Он уже понял всё — но никак не хотел признаться себе, что не было никакого Вуковара и никаких усташей, а стрелял он, скорее всего, в своих, в тех, кто ловил в лесу сбежавших бандитов…

Левая рука онемела, потеряла чувствительность, магазин никак не хотел встать на место, затем встал будто сам собой…

А потом Лёша понял, что всё не всерьёз, что сейчас упавшие поднимутся, живые и невредимые…

Это была игра, негромко сказал он вслух. Игра. И мы победили…

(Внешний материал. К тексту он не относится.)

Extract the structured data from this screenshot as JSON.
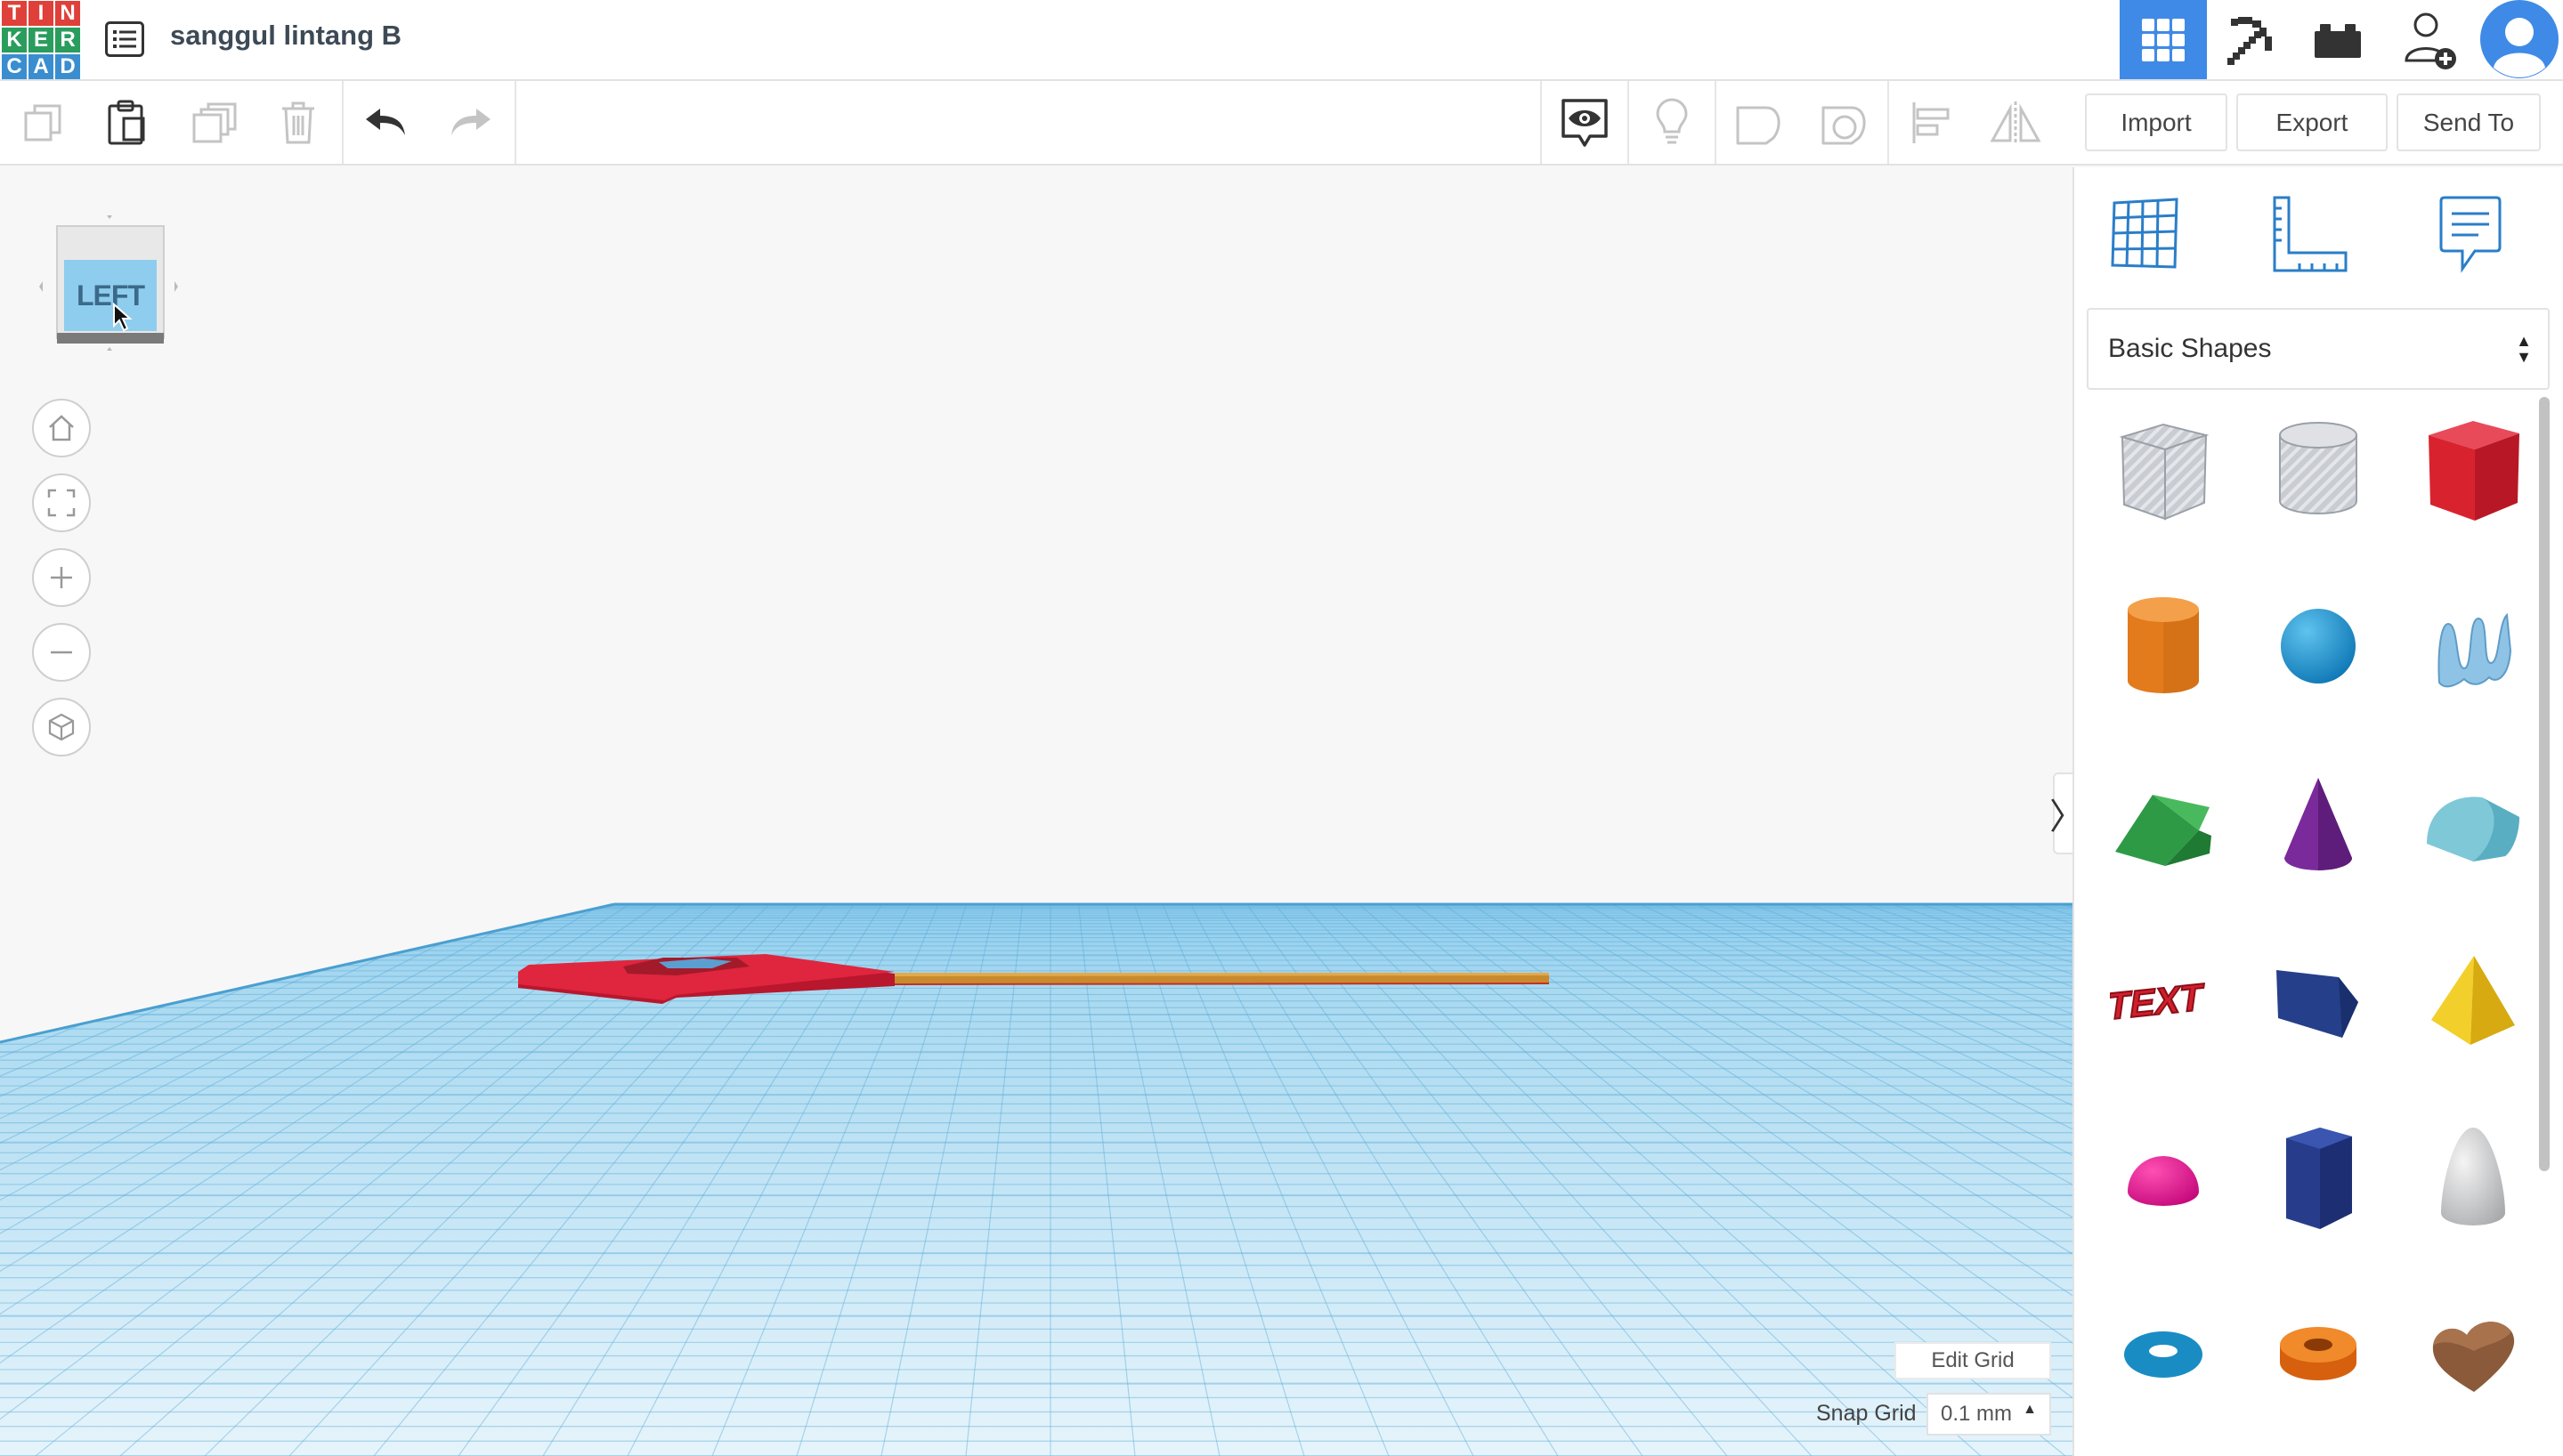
{
  "app": {
    "logo_letters": [
      "T",
      "I",
      "N",
      "K",
      "E",
      "R",
      "C",
      "A",
      "D"
    ],
    "logo_colors": [
      "#e0403a",
      "#e0403a",
      "#e0403a",
      "#2a9d5d",
      "#2a9d5d",
      "#2a9d5d",
      "#3a8ed0",
      "#3a8ed0",
      "#3a8ed0"
    ],
    "design_title": "sanggul lintang B",
    "accent_color": "#3f8ae6"
  },
  "toolbar": {
    "import_label": "Import",
    "export_label": "Export",
    "send_to_label": "Send To"
  },
  "viewcube": {
    "face_label": "LEFT"
  },
  "panel": {
    "shape_library": "Basic Shapes",
    "shapes": [
      {
        "name": "Box (Hole)",
        "icon": "box-hole-icon"
      },
      {
        "name": "Cylinder (Hole)",
        "icon": "cylinder-hole-icon"
      },
      {
        "name": "Box",
        "icon": "box-icon"
      },
      {
        "name": "Cylinder",
        "icon": "cylinder-icon"
      },
      {
        "name": "Sphere",
        "icon": "sphere-icon"
      },
      {
        "name": "Scribble",
        "icon": "scribble-icon"
      },
      {
        "name": "Roof",
        "icon": "roof-icon"
      },
      {
        "name": "Cone",
        "icon": "cone-icon"
      },
      {
        "name": "Round Roof",
        "icon": "round-roof-icon"
      },
      {
        "name": "Text",
        "icon": "text-icon",
        "text": "TEXT"
      },
      {
        "name": "Wedge",
        "icon": "wedge-icon"
      },
      {
        "name": "Pyramid",
        "icon": "pyramid-icon"
      },
      {
        "name": "Half Sphere",
        "icon": "half-sphere-icon"
      },
      {
        "name": "Polygon",
        "icon": "polygon-icon"
      },
      {
        "name": "Paraboloid",
        "icon": "paraboloid-icon"
      },
      {
        "name": "Torus",
        "icon": "torus-icon"
      },
      {
        "name": "Tube",
        "icon": "tube-icon"
      },
      {
        "name": "Heart",
        "icon": "heart-icon"
      }
    ]
  },
  "grid": {
    "edit_grid_label": "Edit Grid",
    "snap_grid_label": "Snap Grid",
    "snap_grid_value": "0.1 mm"
  }
}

Стрельба прекратилась, торнадовцы притихли — и неподвижные фигуры, застывшие на песке в нелепых и уродливых позах, и живые, залёгшие в густом подлеске и напряжённо ловившие в прицелы малейшее движение, готовые разразиться новым свинцовым ливнем.

«Всё, сыграли в „Зарницу“ — знамя наше», — подумал Закревский, улыбнувшись мягкой улыбкой, которую в последние дни никто не видел на его лице.

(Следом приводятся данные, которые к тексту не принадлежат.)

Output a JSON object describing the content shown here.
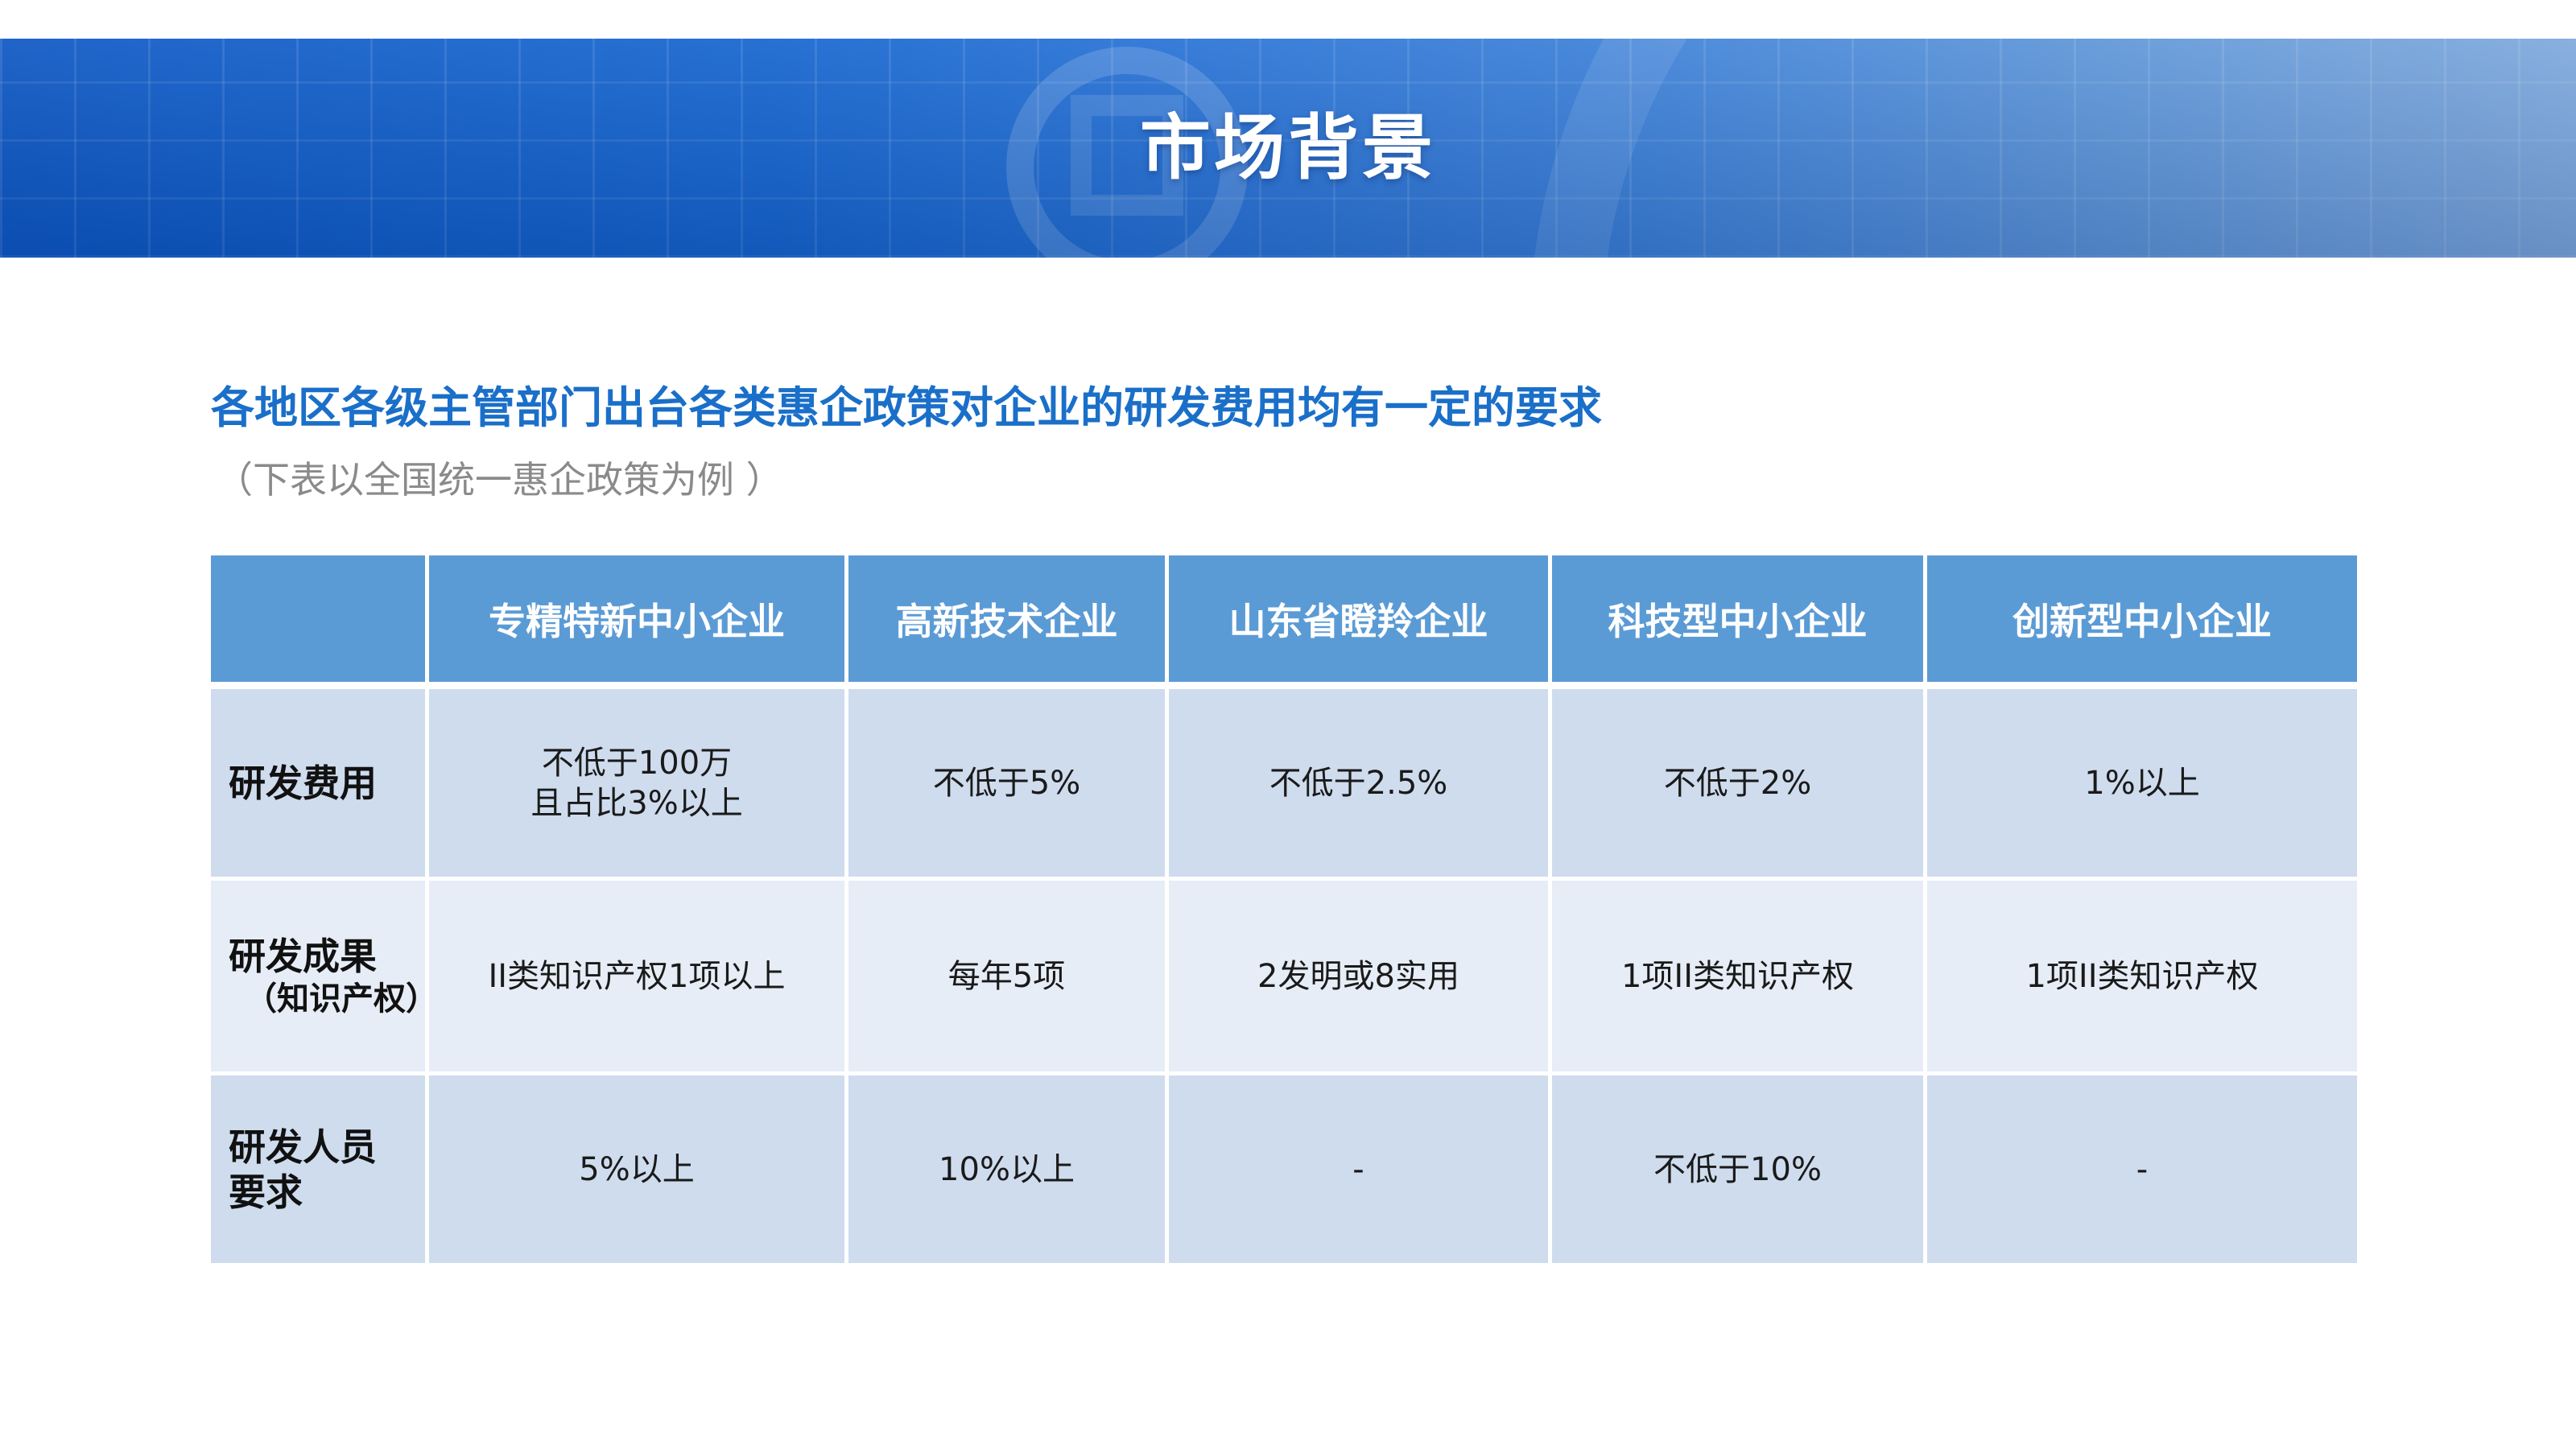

Звенящая тишина постепенно наполнялась звуками: робко, неуверенно пискнула наверху какая-то пичуга, словно спрашивая: ну что, вы закончили треск и грохот? могу я наконец заняться своими делами? Справа и сзади послышался лёгкий, на пределе слышимости, шорох — один из торнадовцев решил отличиться и подкрадывался, старательно изображая Чингачгука…

Но всё было неважно, горн пропел и игра закончилась, пора снимать синие и зелёные повязки, возвращаться и со смехом вспоминать с врагами, снова ставшими друзьями, о перипетиях сегодняшнего боя, и вместе подтрунивать над неловкостью убитых в самом начале сражения — теперь воскресших и смеющихся со всеми; а вечером начальник лагеря поздравит победителей и старшая вожатая вручит героям картонные награды…

Лёшка медленно развернул автомат прикладом вперёд; что-то он должен был вспомнить, что-то важное, необходимое именно в этот момент и неуловимо ускользавшее… Наконец вспомнил, снова улыбнулся и произнёс вслух фразу из сочинения маленького, смешного, лопоухого Димки-Ослика, сочинения, когда-то, совсем в другой жизни, прочитанного ему Светкой: «У положительного героя должен быть большой пистолет, чтобы стрелять отрицательных. Иначе разве он герой?»

Последние слова цитаты прозвучали у Лёши неразборчиво — он осторожно, зачем-то стараясь не обжечь губы, сунул в рот горячее дуло, остро пахнущее сгоревшим порохом и раскалённым металлом; и быстро, не оставляя времени на сомнения и раздумья, надавил большим пальцем на спуск…

10 августа, 12:26, ДОЛ «Варяг», сосна над волейбольной площадкой

Невероятно, но Ленка Астраханцева услышала крик Светы.